Torturados e mortos na Esma são lembrados com placas explicativas sobre quem foram
Para que o horror nunca se repita
“Aqui, lembramos aos jovens o passado, para que o horror nunca se repita, mas também trabalhamos sobre o presente, militando contra a violência policial e nas prisões, e contra a exclusão de maneira geral”, continua a jornalista. O tom ameno impressiona, já que Naomi foi atingida pessoalmente pela ditadura. O companheiro dela, Eduardo, foi sequestrado sob seus olhos, e levado em um Ford Falcon. Os dois filhos deles tinham então três anos e meio e dois meses.
Noemi nos leva ao prédio das Colunas, o mais imponente da antiga Esma. Naquele momento, terapeutas executam danças com jovens com deficiências mentais, alguns em cadeiras de rodas. “Você vê, é outra forma de lutar pelos direitos humanos, isso tem que continuar, é por isso que o candidato de Cristina deve ganhar a eleição”, acrescenta.
Numa década, os militantes dos direitos humanos passaram a ser os adeptos mais fervorosos dos K, como são chamados na Argentina os Kirchner.
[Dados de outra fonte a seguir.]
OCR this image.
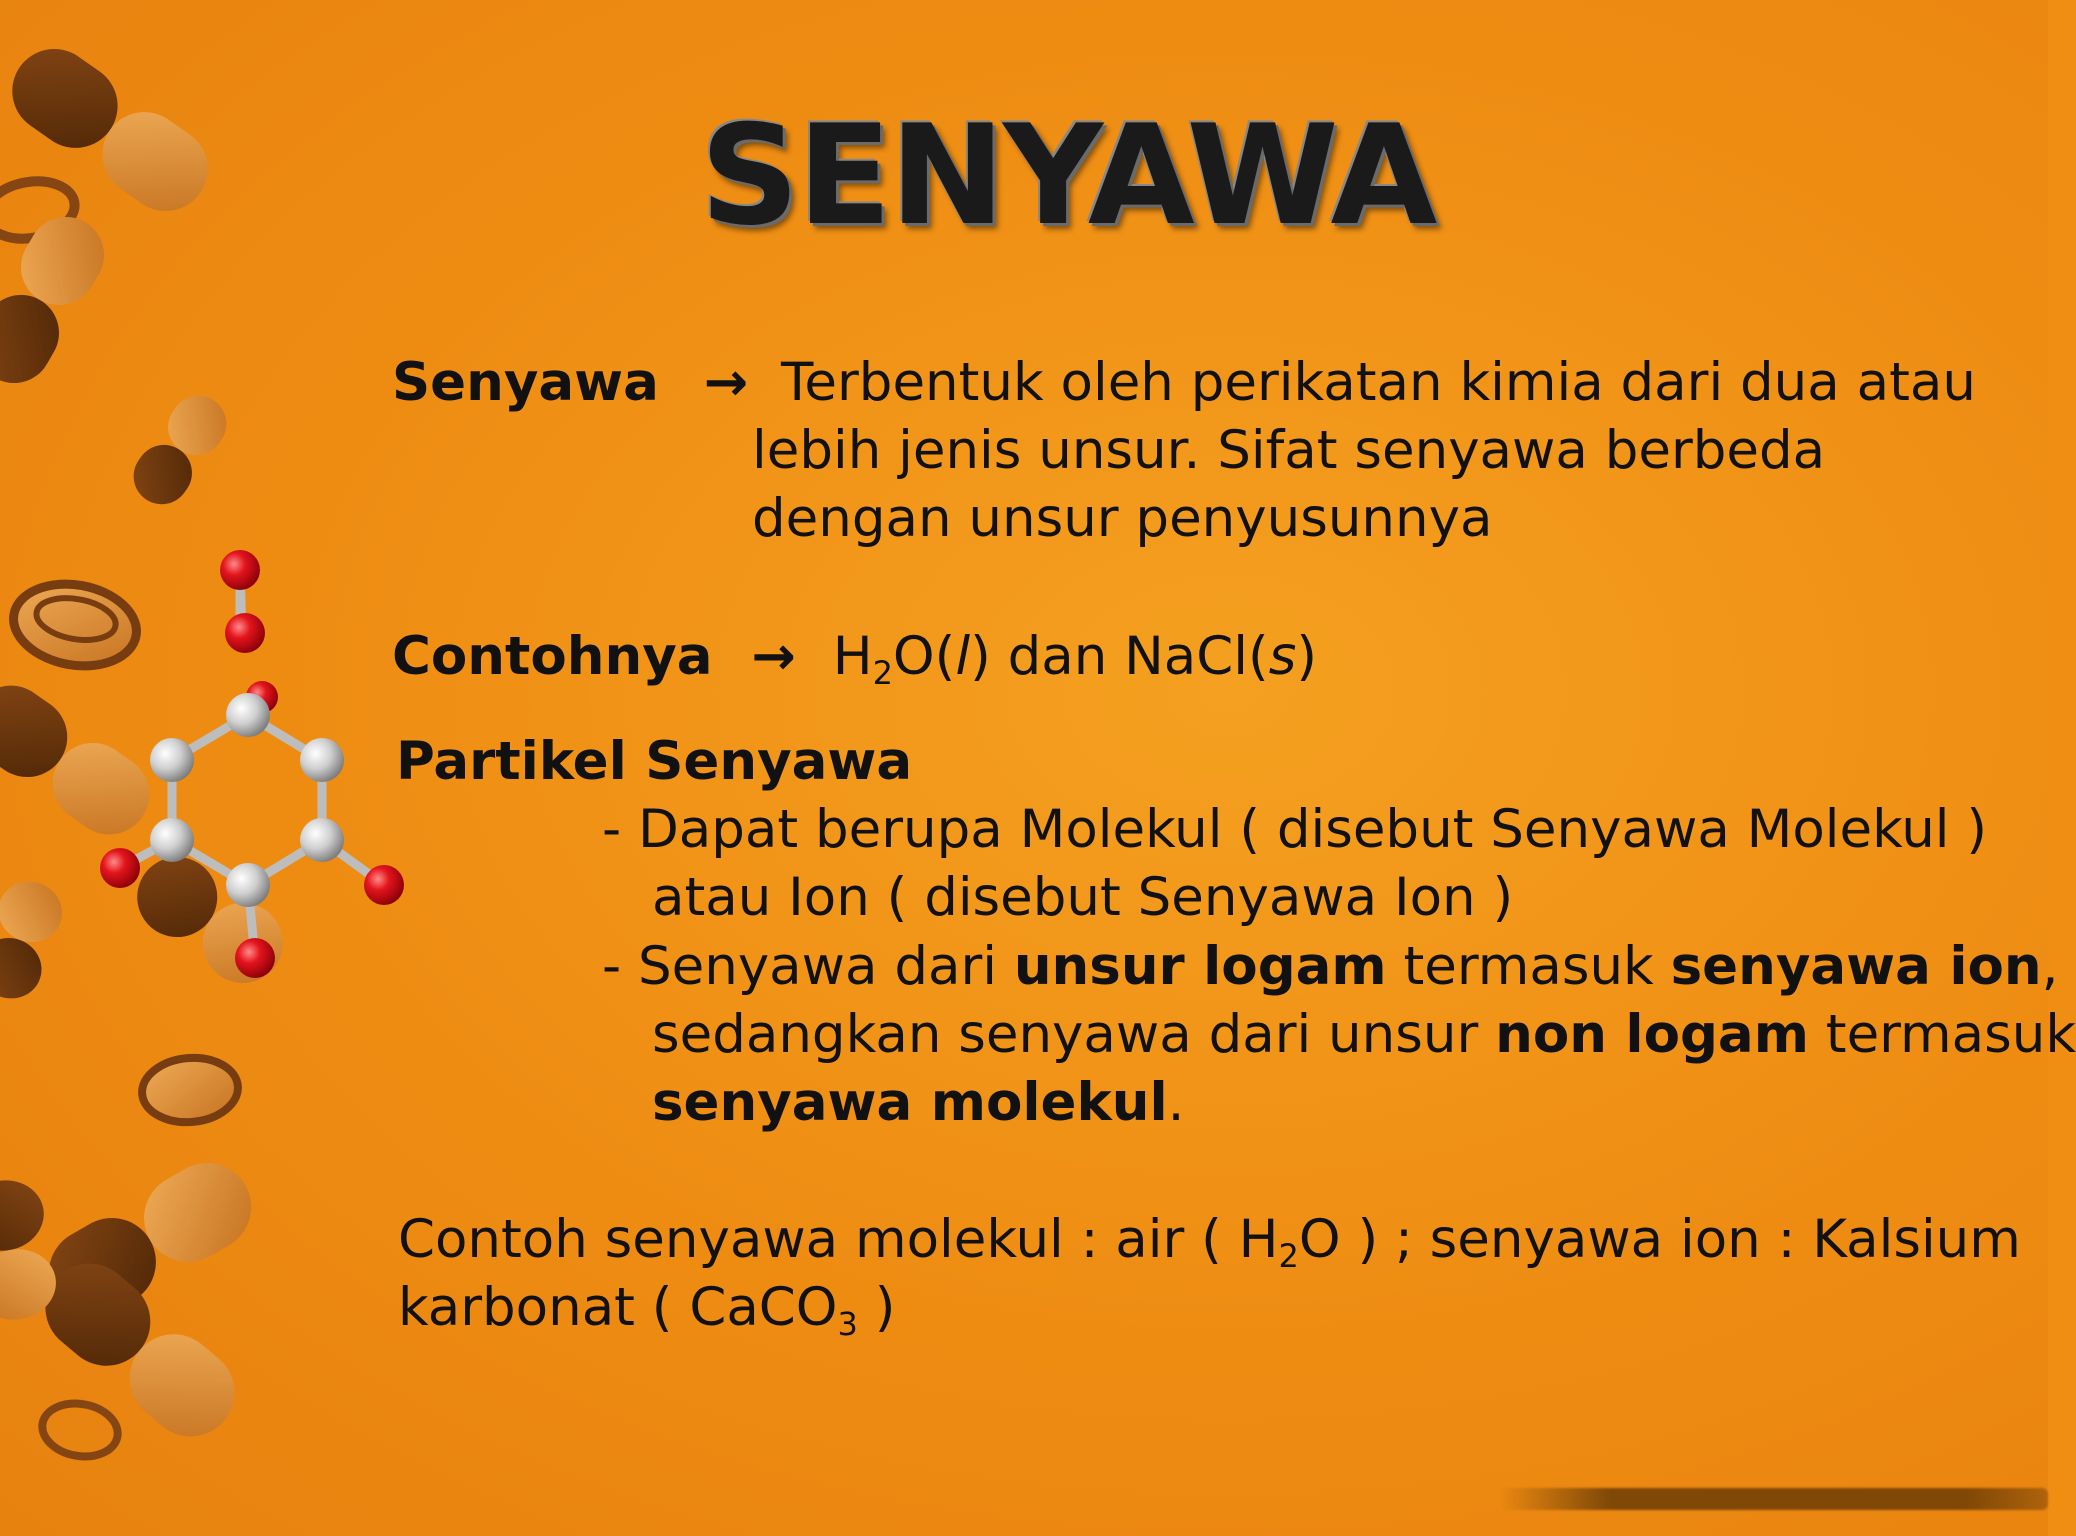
SENYAWA
Senyawa → Terbentuk oleh perikatan kimia dari dua atau
lebih jenis unsur. Sifat senyawa berbeda
dengan unsur penyusunnya
Contohnya → $H_2O(l)$ dan NaCl(s)
Partikel Senyawa
- Dapat berupa Molekul ( disebut Senyawa Molekul )
atau Ion ( disebut Senyawa Ion )
- Senyawa dari unsur logam termasuk senyawa ion,
sedangkan senyawa dari unsur non logam termasuk
senyawa molekul.
Contoh senyawa molekul : air ( $H_2O$ ) ; senyawa ion : Kalsium
karbonat ( CaCO$_3$ )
Além dos avanços legais e de símbolos tais como a recuperação da ESMA, as organizações se beneficiaram de um apoio considerável por parte do Estado, inclusive financeiro. “O governo conseguiu estabelecer uma cooptação muito forte, até agora. Todos os movimentos de direitos humanos eram muito independentes do poder, já não é mais o caso”, lamenta Pablo Stefanoni, o editor da revista Nueva Sociedad.
Esma abriga, hoje, centro cultural que atrai até moradores mais conservadores da região
A aliança é tal que estas organizações são as primeiras a se mobilizar na campanha de Daniel Scioli, o candidato escolhido por Cristina Kirchner. No entanto, ele nunca demonstrou grande interesse na questão dos direitos humanos. O governador da província de Buenos Aires chegou a declarar nos anos 1990, que a ação da junta militar tinha sido um “mal necessário”. A reviravolta de Hebe de Bonafini, líder de uma das duas organizações que representam as mães dos desaparecidos, é eloquente. “Nós não mudamos nossa opinião sobre Scioli, mas temos confiança em Cristina, ela é o verdadeiro líder deste projeto; ela nunca nos abandonou”, declarou a militante.
Na verdade, a mudança de tom dela ficou quase despercebida. Na Argentina, ninguém sabe quais serão as escolhas políticas e econômicas do próximo presidente, seja ele quem for. A questão dos direitos humanos, porém, já parece como uma realização incontestável, sem possibilidade de marcha atrás.